Star Mother (Star Mother #1)(34)
“That’s how I always think of war. Bothersome.”
I’m not sure if He grasped my jest, for He simply nodded. Then His jewellike focus narrowed on my face. “Ceris, I’ve come to ask you to return with Me.”
My mouth went dry. “To the heavens?”
Another nod.
I caught myself wringing my fingers and forced my hands to drop. “But You said it was too dangerous to see her.” Our star. Our child.
He appeared uncomfortable, which oddly made Him look more mortal, if I were to ignore the brilliance of His person. “It is, but I wish you to come to the palace. I wish you to be with Me.”
My jaw hit the mud ringing the pond, or it might as well have, with how I gaped at Him.
“You would be as a queen, until your years ended.” He held out His hand as though the promise were a tangible thing He could show me. “You would be able to return to Earth as often as you see fit; I would of course give you that freedom. I only ask that you be at My side in the interim.”
I stared at Him a moment longer. Then another moment.
Was the Sun God trying to . . . court me?
Oh stars, what would my mother think of this?
“W-Why?” I dumbly sputtered.
He pressed His lips together, glancing skyward a moment. “Because I think of you. Because you are different.”
“Because I survived.”
“It is not just that.”
His presence made me warm, and I stepped closer to the trees. “I . . . I don’t know how to answer that.”
“Come with Me, and I will show you.”
My spine tingled like someone drew a spent match over the bumps. “Sun—”
“It would not be the same,” He added, quieter. “You are no longer purely mortal.”
It took me a moment to realize He meant lovemaking. That it wouldn’t hurt me. Just as His touch no longer hurt me.
My chest flushed at the thought. His hand was still outstretched, and I came toward Him, reaching past it to take His wrist. It was hot, just on the cusp of burning, but not enough to do me any harm.
I pulled away. “Every time I came back, the world would be different. I’d lose every friend I’d made. I’d—”
The furrowing of His brow made me pause. “Time is constant, Ceris. It would affect you, as a mortal, the same in the heavens as it would in any other world.”
I froze, jaw half-open. The sincerity in His face made my knees weak. “Wh-What?”
He cocked His head, confused.
“No.” I shook my head. “No, that’s not right. I was there, with You, for . . . almost ten months? But when You sent me home, seven hundred years had passed since my departure.”
Sun went so still even His flames ceased to move. “What did you say?”
“This isn’t my Earth. Not the way I left it.” I gestured to the forest around us. “Everyone I knew is dead. Their children and their children’s children are nothing but bones—”
My voice thinned, and I stopped, struggling with my own emotions. Swallowing hard, I said, “How did You not know?”
His features hardened, making them even more radiant. “Time is constant, but it affects celestial beings . . . differently.” I could tell there was a tome of information behind the statement, but one He did not wish to share. “That is how we are long-lived. The chords of our songs play differently than yours.”
I shook my head, trying to grasp His meaning. “But then I would have been seven hundred years in the heavens.”
“You are not quite mortal,” He repeated, and yet He sounded doubtful.
Regardless of my mortal or nonmortal state, one thing was certain. “I’ve been displaced.”
All the god had to say was So it seems.
Deep breath in, deep breath out. “Sun, can You return me to my time?”
He didn’t even consider it, only shook His head. “Time is constant, Ceris. I cannot travel it, even with My power. It is against the law.”
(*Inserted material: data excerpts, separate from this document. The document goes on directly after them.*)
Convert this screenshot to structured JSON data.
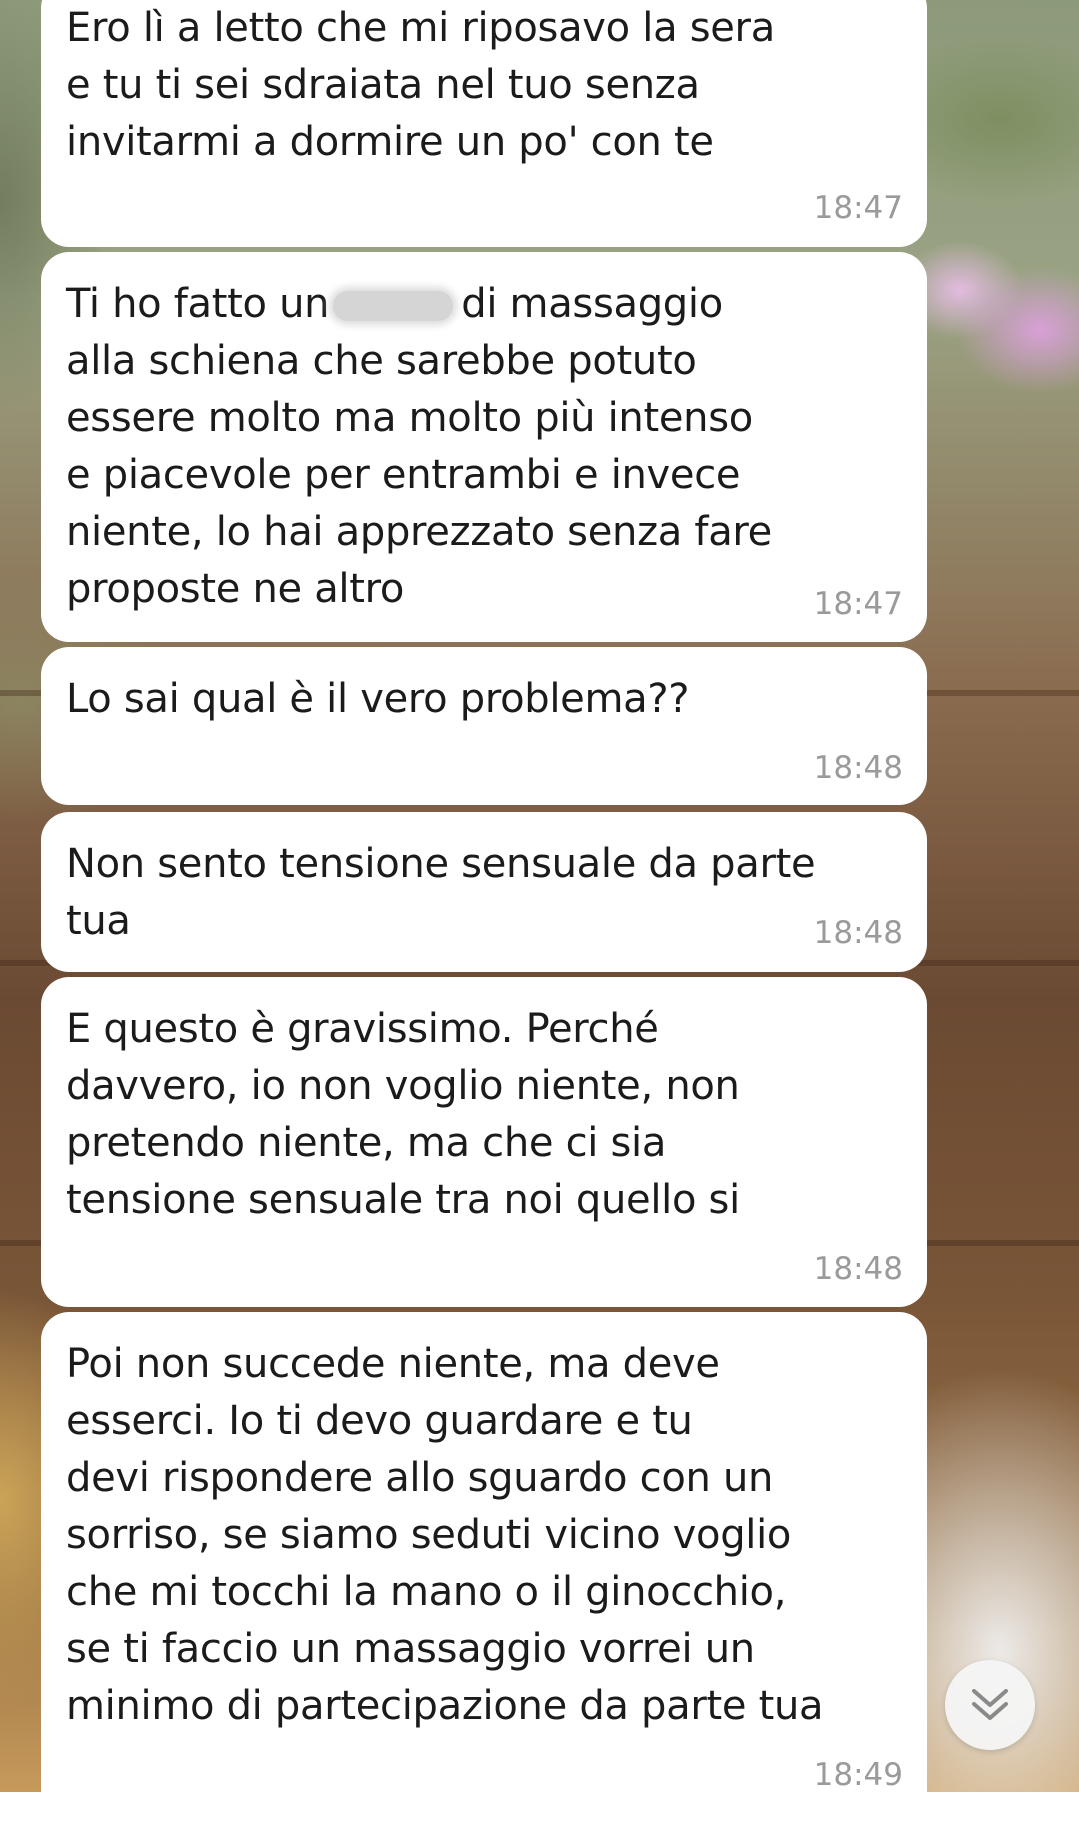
{
  "messages": [
    {
      "text": "Ero lì a letto che mi riposavo la sera\ne tu ti sei sdraiata nel tuo senza\ninvitarmi a dormire un po' con te",
      "time": "18:47"
    },
    {
      "text_a": "Ti ho fatto un",
      "text_b": "di massaggio\nalla schiena che sarebbe potuto\nessere molto ma molto più intenso\ne piacevole per entrambi e invece\nniente, lo hai apprezzato senza fare\nproposte ne altro",
      "time": "18:47"
    },
    {
      "text": "Lo sai qual è il vero problema??",
      "time": "18:48"
    },
    {
      "text": "Non sento tensione sensuale da parte\ntua",
      "time": "18:48"
    },
    {
      "text": "E questo è gravissimo. Perché\ndavvero, io non voglio niente, non\npretendo niente, ma che ci sia\ntensione sensuale tra noi quello si",
      "time": "18:48"
    },
    {
      "text": "Poi non succede niente, ma deve\nesserci. Io ti devo guardare e tu\ndevi rispondere allo sguardo con un\nsorriso, se siamo seduti vicino voglio\nche mi tocchi la mano o il ginocchio,\nse ti faccio un massaggio vorrei un\nminimo di partecipazione da parte tua",
      "time": "18:49"
    }
  ],
  "scroll_button": {
    "icon": "double-chevron-down-icon"
  }
}
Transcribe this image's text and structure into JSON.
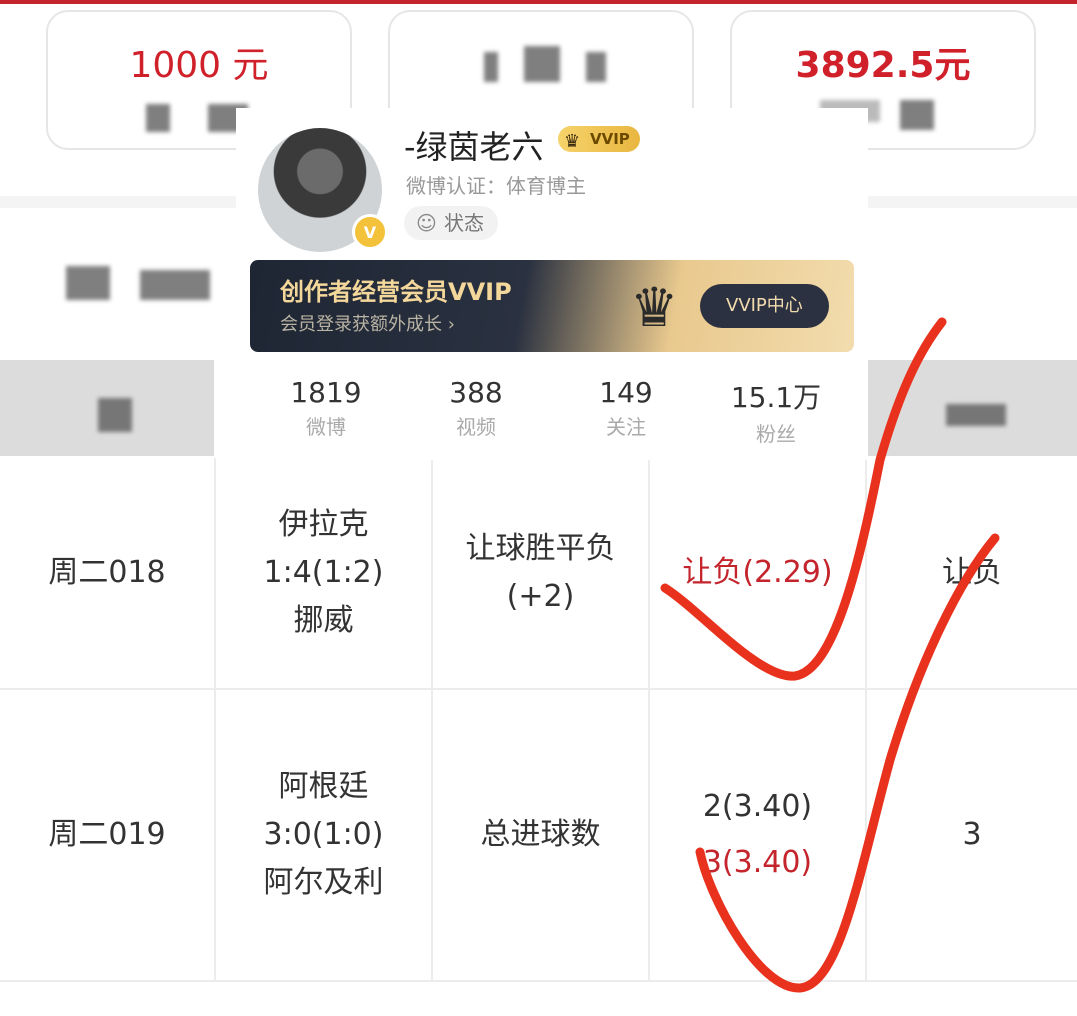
{
  "cards": [
    {
      "value": "1000 元"
    },
    {
      "value": ""
    },
    {
      "value": "3892.5元"
    }
  ],
  "profile": {
    "name": "-绿茵老六",
    "vip_badge": "VVIP",
    "certification": "微博认证：体育博主",
    "status_label": "状态",
    "banner_title": "创作者经营会员VVIP",
    "banner_subtitle": "会员登录获额外成长 ›",
    "banner_button": "VVIP中心",
    "stats": [
      {
        "number": "1819",
        "label": "微博"
      },
      {
        "number": "388",
        "label": "视频"
      },
      {
        "number": "149",
        "label": "关注"
      },
      {
        "number": "15.1万",
        "label": "粉丝"
      }
    ]
  },
  "table": {
    "rows": [
      {
        "match_no": "周二018",
        "team1": "伊拉克",
        "score": "1:4(1:2)",
        "team2": "挪威",
        "play_line1": "让球胜平负",
        "play_line2": "(+2)",
        "pick_line1": "让负(2.29)",
        "pick_line2": "",
        "result": "让负"
      },
      {
        "match_no": "周二019",
        "team1": "阿根廷",
        "score": "3:0(1:0)",
        "team2": "阿尔及利",
        "play_line1": "总进球数",
        "play_line2": "",
        "pick_line1": "2(3.40)",
        "pick_line2": "3(3.40)",
        "result": "3"
      }
    ]
  },
  "colors": {
    "accent": "#c4252c",
    "check": "#e8321e"
  }
}
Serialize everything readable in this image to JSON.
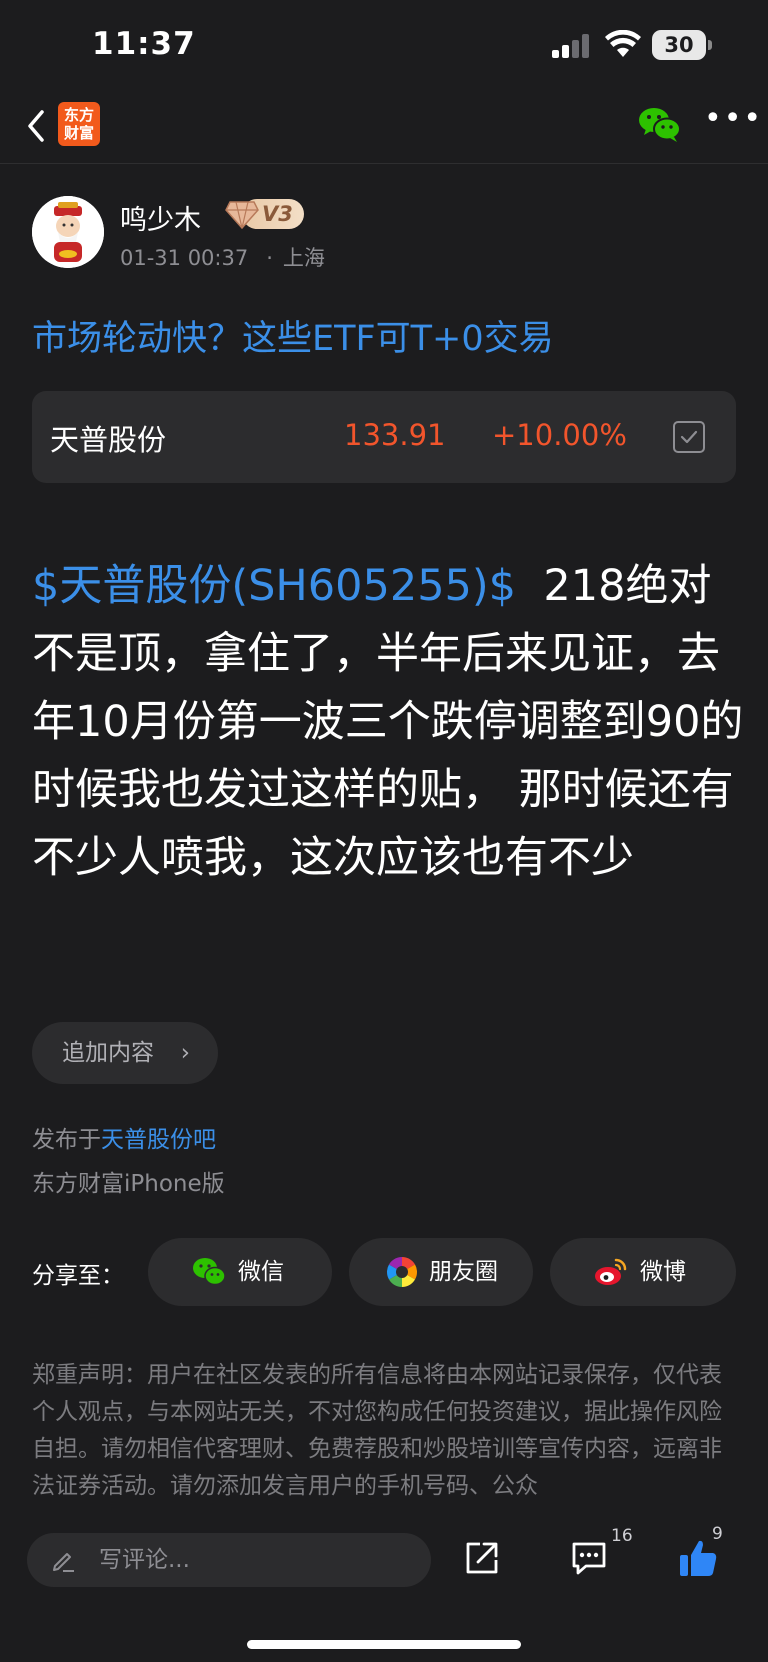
{
  "status_bar": {
    "time": "11:37",
    "battery": "30"
  },
  "nav": {
    "app_logo_line1": "东方",
    "app_logo_line2": "财富"
  },
  "author": {
    "name": "鸣少木",
    "level": "V3",
    "datetime": "01-31 00:37",
    "location": "上海"
  },
  "post": {
    "title": "市场轮动快？这些ETF可T+0交易",
    "stock_tag": "$天普股份(SH605255)$",
    "body": "218绝对不是顶，拿住了，半年后来见证，去年10月份第一波三个跌停调整到90的时候我也发过这样的贴， 那时候还有不少人喷我，这次应该也有不少"
  },
  "stock_card": {
    "name": "天普股份",
    "price": "133.91",
    "change": "+10.00%"
  },
  "add_content": {
    "label": "追加内容",
    "chevron": "›"
  },
  "published": {
    "prefix": "发布于",
    "bar": "天普股份吧",
    "client": "东方财富iPhone版"
  },
  "share": {
    "label": "分享至：",
    "wechat": "微信",
    "moments": "朋友圈",
    "weibo": "微博"
  },
  "disclaimer": "郑重声明：用户在社区发表的所有信息将由本网站记录保存，仅代表个人观点，与本网站无关，不对您构成任何投资建议，据此操作风险自担。请勿相信代客理财、免费荐股和炒股培训等宣传内容，远离非法证券活动。请勿添加发言用户的手机号码、公众",
  "bottom_bar": {
    "comment_placeholder": "写评论...",
    "comment_count": "16",
    "like_count": "9"
  },
  "colors": {
    "accent_blue": "#3b8fe8",
    "up_red": "#f2552c",
    "background": "#1c1c1e",
    "card": "#2c2c2e",
    "brand_orange": "#f25a1c",
    "wechat_green": "#2dc100"
  },
  "icons": [
    "back-icon",
    "wechat-icon",
    "more-icon",
    "signal-icon",
    "wifi-icon",
    "battery-icon",
    "checkbox-icon",
    "moments-icon",
    "weibo-icon",
    "pen-icon",
    "share-out-icon",
    "comment-icon",
    "like-icon"
  ]
}
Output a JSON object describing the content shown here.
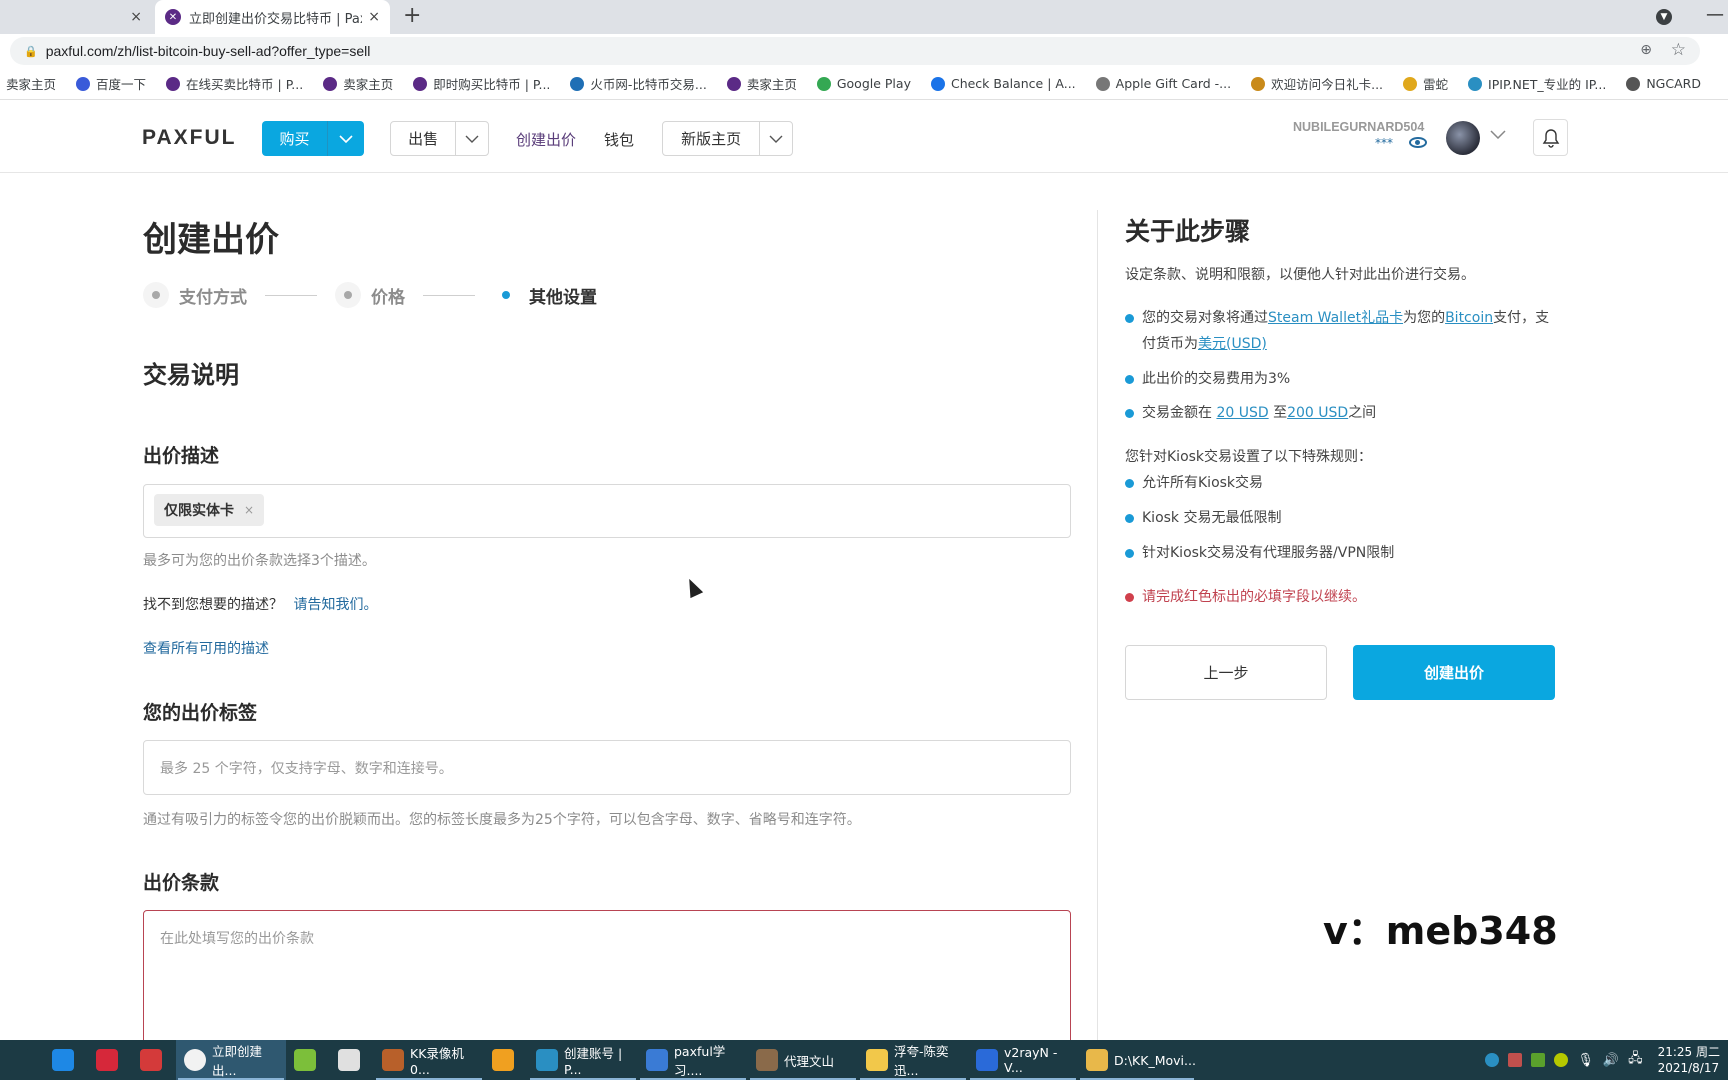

I was ready to weep. “What law?”
“Eternal laws.” He held up a finger. “Time cannot be altered.” Another finger. “A god’s reign cannot be inherited.” A third finger. “Death cannot be reversed.” And His little finger. “A mortal cannot be forced to do a god’s will. Only convinced.”
Like the star mothers. He had given me a chance to change my mind.
I hugged myself and glanced at the forest behind me. Even a god could not fix what had happened, and yet I didn’t understand why it had happened. Had I slept so long before opening my eyes to the glass roses on my chest? But if that were the case, I would have been sent back. Elta . . . she was still there in the room with me. As though she hadn’t left. As though I hadn’t been displaced in time until Sun sent me home.
Nediah sprung to mind. If Sun could not take me back to my time, surely He could pick me up and place me in that city. But then I thought of Ristriel, of his oath to me. He had pledged to guide me to Nediah, to protect me, if I would protect him in return. While I had not sworn with words, I was part of that oath, and abandoning him now sang of wrongness. I knew keenly what it was like to be alone, to be afraid, and I couldn’t go back on my word to force him to suffer the same fate. We would part at Nediah, yes, but such was expected for both of us.